VITAMIN X aus Amsterdam, die sich schon 1997 gründeten, sind bis heute ein gut gehüteter Geheimtipp – zumindest wenn man ihre „Medienpräsenz“ zum Maßstab macht. Zig Bands, die VITAMIN X nicht mal ansatzweise das Wasser (was doppelt passt, sieht sich die Band doch dem Straight-Edge-Gedanken verpflichtet) reichen können, weniger Platten verkaufen und weitaus weniger Besucher haben, sind präsenter, haben bessere Promoter, machen einfach mehr Wirbel. VITAMIN X um Sänger Marko Korac hingegen haben über die Jahre fünf Alben und zig Kleinformate plus diverse Best-Of-Releases veröffentlicht, immer auf kleineren D.I.Y.-Labels wie Havoc oder Tankcrimes, so dass ihre Platten eher über Underground-Kanäle als über die großen Mailorder und Plattenläden zu haben sind – oder auf ihren Konzerten. So touren VITAMIN X weltweit, in Brasilien wie den USA, in Japan, Australien, Asien und Russland, haben überall Freunde und Fans, die sich für ihren simplen, enorm durchschlagkräftigen Oldschool-Hardcore begeistern. Zuletzt erschien ihr Album „About To Crack, produziert und aufgenommen von Steve Albini im Electrical Audio-Studio in Chicago, mit Artwork von BARONESS-Mastermind John Dyer Baizley. Meine Fragen wurden von Marko und Gitarrist Marc beantwortet.
Bis heute sind VITAMIN X ein gut gehütetes Geheimnis. Seid ihr einfach bescheiden und zurückhaltend?
Marc: Wir machen die meisten Sachen immer noch selber, wir haben nie einen Booker gehabt oder waren bei einer Konzertagentur. Vielleicht hätten wir größer sein können, aber trotz allem sind wir immer noch eine der bekanntesten Hardcore-Punk-Bands und touren durch die ganze Welt. Wir spielen auf großen Festivals mit mehreren Tausend Besuchern wie dem Hellfest in Frankreich oder dem Maryland Deathfest in Baltimore, wir waren auch viermal Headliner beim Fluff Fest.
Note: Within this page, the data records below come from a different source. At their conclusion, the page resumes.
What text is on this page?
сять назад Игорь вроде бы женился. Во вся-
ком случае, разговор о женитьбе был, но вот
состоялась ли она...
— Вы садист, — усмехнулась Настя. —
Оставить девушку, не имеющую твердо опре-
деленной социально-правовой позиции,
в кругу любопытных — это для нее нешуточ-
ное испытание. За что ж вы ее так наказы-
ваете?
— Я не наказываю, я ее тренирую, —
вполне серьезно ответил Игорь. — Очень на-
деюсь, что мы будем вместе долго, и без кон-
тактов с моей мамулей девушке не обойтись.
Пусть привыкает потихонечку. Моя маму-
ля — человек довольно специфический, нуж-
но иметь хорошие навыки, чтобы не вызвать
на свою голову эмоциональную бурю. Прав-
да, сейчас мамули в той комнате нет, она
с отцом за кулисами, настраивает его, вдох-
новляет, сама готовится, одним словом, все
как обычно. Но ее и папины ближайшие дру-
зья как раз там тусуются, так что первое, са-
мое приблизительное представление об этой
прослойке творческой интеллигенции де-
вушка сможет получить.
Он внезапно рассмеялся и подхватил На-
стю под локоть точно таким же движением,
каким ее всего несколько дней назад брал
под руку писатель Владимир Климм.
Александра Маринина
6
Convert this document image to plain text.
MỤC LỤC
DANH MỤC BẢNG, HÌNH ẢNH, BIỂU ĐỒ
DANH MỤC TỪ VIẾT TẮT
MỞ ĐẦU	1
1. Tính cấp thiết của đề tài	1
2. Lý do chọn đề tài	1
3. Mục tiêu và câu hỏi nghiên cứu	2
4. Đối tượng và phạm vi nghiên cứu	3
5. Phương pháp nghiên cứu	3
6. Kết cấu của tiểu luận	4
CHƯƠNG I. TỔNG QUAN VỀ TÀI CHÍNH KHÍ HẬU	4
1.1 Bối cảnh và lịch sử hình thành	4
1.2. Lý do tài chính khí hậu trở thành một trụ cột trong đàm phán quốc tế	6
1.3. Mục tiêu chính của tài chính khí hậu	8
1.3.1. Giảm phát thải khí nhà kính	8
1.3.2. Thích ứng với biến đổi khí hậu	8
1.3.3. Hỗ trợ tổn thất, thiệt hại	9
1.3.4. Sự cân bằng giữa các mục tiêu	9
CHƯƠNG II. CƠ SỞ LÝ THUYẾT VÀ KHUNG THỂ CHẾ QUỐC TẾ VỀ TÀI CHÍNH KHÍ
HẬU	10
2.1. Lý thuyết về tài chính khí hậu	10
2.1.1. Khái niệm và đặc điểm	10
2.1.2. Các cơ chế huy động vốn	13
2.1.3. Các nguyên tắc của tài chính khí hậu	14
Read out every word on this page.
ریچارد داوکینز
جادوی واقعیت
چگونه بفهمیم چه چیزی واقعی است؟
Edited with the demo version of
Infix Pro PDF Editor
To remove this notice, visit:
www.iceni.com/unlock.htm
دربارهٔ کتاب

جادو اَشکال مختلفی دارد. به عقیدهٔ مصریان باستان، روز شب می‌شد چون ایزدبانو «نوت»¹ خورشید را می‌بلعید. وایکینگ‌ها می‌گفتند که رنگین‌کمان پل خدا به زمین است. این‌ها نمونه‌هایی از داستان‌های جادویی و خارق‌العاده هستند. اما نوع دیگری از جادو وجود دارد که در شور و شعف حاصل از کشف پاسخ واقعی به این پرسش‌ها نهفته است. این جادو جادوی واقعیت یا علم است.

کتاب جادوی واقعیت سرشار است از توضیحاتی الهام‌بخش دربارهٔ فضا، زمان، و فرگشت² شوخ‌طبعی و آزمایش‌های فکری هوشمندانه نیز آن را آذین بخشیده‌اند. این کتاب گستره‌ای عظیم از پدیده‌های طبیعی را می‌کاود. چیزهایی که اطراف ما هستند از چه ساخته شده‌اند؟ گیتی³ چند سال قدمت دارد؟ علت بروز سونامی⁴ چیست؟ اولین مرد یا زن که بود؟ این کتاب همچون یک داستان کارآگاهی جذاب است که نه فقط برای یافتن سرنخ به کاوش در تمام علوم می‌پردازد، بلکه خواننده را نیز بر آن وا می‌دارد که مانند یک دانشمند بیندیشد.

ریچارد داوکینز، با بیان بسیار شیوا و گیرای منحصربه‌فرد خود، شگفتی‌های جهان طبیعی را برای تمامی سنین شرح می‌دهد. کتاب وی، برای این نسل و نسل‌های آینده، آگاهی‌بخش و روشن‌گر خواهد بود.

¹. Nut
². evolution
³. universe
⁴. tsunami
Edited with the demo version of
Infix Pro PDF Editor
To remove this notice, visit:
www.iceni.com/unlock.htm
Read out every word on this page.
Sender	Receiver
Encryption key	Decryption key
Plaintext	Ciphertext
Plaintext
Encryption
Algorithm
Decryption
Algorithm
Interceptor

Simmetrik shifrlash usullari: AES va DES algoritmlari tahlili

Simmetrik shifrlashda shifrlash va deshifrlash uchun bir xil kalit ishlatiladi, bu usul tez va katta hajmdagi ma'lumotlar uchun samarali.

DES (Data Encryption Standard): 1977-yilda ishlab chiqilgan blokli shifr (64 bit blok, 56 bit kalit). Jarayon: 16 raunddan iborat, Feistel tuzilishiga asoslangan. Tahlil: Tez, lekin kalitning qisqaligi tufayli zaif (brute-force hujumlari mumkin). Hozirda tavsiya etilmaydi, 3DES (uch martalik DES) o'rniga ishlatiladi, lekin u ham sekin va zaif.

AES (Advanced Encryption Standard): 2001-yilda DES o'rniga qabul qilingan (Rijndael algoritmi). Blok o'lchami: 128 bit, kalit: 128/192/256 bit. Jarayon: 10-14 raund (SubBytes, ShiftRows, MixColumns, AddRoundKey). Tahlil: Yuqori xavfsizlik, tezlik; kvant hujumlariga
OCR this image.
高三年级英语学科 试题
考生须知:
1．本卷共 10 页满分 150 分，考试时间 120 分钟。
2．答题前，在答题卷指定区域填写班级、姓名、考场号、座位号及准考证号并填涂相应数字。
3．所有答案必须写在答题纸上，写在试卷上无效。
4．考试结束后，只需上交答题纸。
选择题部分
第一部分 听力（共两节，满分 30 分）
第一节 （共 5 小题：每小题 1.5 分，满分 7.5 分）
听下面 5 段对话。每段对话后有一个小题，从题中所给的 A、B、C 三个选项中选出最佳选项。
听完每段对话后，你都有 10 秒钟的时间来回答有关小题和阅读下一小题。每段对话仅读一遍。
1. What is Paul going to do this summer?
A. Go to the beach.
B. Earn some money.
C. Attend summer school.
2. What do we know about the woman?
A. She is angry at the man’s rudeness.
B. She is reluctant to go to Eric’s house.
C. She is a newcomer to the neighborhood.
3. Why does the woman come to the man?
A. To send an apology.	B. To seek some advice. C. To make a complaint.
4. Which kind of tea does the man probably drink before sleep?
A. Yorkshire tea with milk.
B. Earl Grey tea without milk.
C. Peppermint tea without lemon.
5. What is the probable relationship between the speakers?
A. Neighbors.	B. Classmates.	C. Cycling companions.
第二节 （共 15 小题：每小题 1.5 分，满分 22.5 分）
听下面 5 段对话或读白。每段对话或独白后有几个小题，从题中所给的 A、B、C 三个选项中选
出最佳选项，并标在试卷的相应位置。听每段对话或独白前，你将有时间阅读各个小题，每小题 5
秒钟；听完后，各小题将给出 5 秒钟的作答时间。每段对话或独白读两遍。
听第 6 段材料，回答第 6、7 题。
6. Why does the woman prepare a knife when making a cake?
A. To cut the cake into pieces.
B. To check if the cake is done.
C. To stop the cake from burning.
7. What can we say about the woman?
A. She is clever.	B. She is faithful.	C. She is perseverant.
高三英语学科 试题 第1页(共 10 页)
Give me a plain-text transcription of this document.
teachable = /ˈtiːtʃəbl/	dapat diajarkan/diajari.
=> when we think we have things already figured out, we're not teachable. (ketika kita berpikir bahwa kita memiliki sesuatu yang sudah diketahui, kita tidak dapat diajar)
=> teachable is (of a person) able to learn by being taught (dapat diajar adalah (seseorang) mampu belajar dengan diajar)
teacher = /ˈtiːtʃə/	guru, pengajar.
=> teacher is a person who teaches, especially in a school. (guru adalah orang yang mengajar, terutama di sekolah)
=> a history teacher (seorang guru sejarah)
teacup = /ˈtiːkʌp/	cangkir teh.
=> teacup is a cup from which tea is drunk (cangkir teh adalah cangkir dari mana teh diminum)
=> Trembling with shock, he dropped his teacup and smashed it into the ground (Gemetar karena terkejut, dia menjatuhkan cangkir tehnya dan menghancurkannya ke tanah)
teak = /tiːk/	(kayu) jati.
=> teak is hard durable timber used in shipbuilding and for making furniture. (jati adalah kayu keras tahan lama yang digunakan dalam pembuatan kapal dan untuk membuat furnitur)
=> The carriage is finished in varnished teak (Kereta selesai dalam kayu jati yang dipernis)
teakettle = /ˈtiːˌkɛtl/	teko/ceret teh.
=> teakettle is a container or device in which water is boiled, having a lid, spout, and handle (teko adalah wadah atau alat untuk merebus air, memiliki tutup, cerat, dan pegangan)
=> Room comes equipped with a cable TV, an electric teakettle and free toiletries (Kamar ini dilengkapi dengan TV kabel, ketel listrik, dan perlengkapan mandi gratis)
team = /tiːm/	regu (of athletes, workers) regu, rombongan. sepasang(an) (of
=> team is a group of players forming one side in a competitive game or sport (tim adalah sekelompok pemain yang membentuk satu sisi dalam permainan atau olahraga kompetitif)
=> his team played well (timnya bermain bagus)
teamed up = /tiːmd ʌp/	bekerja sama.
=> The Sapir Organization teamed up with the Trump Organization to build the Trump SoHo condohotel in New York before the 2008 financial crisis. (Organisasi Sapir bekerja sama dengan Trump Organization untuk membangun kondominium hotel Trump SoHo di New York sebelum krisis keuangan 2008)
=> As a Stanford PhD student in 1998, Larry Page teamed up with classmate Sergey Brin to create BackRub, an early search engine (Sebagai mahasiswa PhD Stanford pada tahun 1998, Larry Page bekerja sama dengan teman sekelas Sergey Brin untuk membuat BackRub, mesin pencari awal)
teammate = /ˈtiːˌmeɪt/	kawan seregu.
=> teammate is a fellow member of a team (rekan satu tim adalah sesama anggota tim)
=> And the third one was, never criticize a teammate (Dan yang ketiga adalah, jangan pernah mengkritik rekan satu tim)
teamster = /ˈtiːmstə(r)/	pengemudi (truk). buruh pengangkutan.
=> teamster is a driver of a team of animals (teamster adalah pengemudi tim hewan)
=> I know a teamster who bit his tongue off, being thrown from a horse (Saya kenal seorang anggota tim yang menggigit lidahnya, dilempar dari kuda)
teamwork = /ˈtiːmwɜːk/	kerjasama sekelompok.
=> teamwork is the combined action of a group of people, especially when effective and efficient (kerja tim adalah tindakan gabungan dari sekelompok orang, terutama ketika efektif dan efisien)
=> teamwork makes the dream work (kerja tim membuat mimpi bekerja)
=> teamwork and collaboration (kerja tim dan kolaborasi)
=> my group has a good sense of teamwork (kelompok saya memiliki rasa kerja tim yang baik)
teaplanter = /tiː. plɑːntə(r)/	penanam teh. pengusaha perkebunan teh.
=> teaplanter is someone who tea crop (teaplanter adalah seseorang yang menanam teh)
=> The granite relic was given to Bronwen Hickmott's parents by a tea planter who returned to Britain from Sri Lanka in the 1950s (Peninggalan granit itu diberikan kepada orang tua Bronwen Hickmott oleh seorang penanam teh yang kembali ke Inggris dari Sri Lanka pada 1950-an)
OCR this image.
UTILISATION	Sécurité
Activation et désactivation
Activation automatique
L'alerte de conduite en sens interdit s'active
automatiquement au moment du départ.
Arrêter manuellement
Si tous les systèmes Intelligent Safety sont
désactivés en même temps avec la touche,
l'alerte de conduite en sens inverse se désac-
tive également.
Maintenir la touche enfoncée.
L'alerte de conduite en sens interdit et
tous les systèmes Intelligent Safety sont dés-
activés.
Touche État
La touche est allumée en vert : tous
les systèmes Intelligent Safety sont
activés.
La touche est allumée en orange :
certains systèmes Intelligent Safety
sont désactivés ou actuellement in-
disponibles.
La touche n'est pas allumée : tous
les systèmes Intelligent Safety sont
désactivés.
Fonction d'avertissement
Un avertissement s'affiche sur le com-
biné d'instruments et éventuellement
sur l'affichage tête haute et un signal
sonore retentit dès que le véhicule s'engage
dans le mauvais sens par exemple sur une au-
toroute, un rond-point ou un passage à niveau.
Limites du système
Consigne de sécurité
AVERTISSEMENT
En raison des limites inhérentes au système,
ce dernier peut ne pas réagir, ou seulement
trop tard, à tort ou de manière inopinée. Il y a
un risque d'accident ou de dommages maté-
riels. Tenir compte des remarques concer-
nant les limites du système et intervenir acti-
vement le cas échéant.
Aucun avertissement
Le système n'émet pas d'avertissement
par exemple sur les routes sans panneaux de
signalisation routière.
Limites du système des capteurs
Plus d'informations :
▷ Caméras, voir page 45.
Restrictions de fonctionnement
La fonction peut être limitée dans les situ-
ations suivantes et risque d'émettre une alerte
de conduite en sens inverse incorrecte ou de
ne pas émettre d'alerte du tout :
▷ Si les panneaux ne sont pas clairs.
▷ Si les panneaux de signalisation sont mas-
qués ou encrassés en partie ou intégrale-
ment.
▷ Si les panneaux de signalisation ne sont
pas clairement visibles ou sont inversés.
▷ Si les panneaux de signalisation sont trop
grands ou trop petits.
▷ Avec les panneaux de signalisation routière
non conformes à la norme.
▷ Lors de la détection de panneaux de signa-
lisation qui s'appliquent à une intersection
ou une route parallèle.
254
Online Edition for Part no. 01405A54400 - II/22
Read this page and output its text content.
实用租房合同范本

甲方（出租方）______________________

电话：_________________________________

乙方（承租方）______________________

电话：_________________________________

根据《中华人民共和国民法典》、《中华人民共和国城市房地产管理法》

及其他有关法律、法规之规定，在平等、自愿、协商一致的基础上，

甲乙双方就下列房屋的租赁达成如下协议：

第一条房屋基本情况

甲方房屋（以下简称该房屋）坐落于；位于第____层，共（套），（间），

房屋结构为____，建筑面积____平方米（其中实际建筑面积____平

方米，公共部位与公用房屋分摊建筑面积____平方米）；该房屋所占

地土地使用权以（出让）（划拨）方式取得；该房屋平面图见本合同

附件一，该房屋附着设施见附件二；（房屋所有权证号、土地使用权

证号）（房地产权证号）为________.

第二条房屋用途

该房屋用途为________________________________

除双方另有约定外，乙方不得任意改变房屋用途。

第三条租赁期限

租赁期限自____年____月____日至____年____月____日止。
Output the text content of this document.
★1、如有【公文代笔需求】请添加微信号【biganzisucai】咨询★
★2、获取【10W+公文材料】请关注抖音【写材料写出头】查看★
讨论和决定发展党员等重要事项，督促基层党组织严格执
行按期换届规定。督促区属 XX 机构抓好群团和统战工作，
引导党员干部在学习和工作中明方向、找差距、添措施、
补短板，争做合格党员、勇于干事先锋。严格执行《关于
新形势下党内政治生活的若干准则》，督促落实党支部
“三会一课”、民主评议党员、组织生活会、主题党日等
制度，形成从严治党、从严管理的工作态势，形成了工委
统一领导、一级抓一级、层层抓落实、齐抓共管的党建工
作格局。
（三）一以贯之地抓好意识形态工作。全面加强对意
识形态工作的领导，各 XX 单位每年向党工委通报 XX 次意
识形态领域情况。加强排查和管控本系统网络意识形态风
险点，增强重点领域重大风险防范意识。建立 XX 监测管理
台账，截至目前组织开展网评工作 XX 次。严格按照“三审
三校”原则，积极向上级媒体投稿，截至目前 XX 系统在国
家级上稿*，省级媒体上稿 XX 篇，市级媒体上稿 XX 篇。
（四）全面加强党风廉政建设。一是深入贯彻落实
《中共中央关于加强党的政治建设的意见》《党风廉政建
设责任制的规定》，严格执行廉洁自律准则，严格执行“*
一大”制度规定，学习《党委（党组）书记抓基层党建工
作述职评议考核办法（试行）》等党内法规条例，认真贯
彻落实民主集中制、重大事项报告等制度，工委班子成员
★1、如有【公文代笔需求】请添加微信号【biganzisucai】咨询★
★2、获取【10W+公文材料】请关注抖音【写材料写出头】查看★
Marko: Genau wie Frank Sinatra machen wir es auf „unsere Weise“. Außerdem bekommen wir jedes Mal Kopfschmerzen, wenn wir Poser-Bandfotos sehen von diesen dämlichen „Hübsche Punk-Hipster-Kerle voller Tattoos, die so tun, als wären sie hart“. Oder diese übertriebenen Band-Websites, auf denen sie die Leute endlos zuspammen mit dem Blödsinn, dass sie die wichtigste Band der Welt seien, während ihre Musik in Wirklichkeit einfach scheiße ist. Einige Menschen haben einfach vergessen, dass Hardcore-Punk und Lady Kakas Musik und Auftreten zwei vollkommen verschiedene Dinge sind. Unserer Meinung nach ist die beste Werbung, viele gute Shows zu spielen, Platten zu machen mit guter Musik und gutem Artwork, und einfach zu genießen, dass man etwas tut, was man liebt, denn die coolen Leute werden immer merken, ob du ehrlich bist oder nicht. Okay, ich muss zugeben, dass wir ziemlich faul sind, wenn es darum geht, uns über zahllose Websites, Instagram etc. zu promoten. Ich glaube, wir haben unsere Website seit fast zwei Jahren nicht mehr aktualisiert. Aber andererseits buche ich mit Marks Hilfe alle Shows selbst und wir versuchen, jede Fan-Mail auch tatsächlich zu beantworten.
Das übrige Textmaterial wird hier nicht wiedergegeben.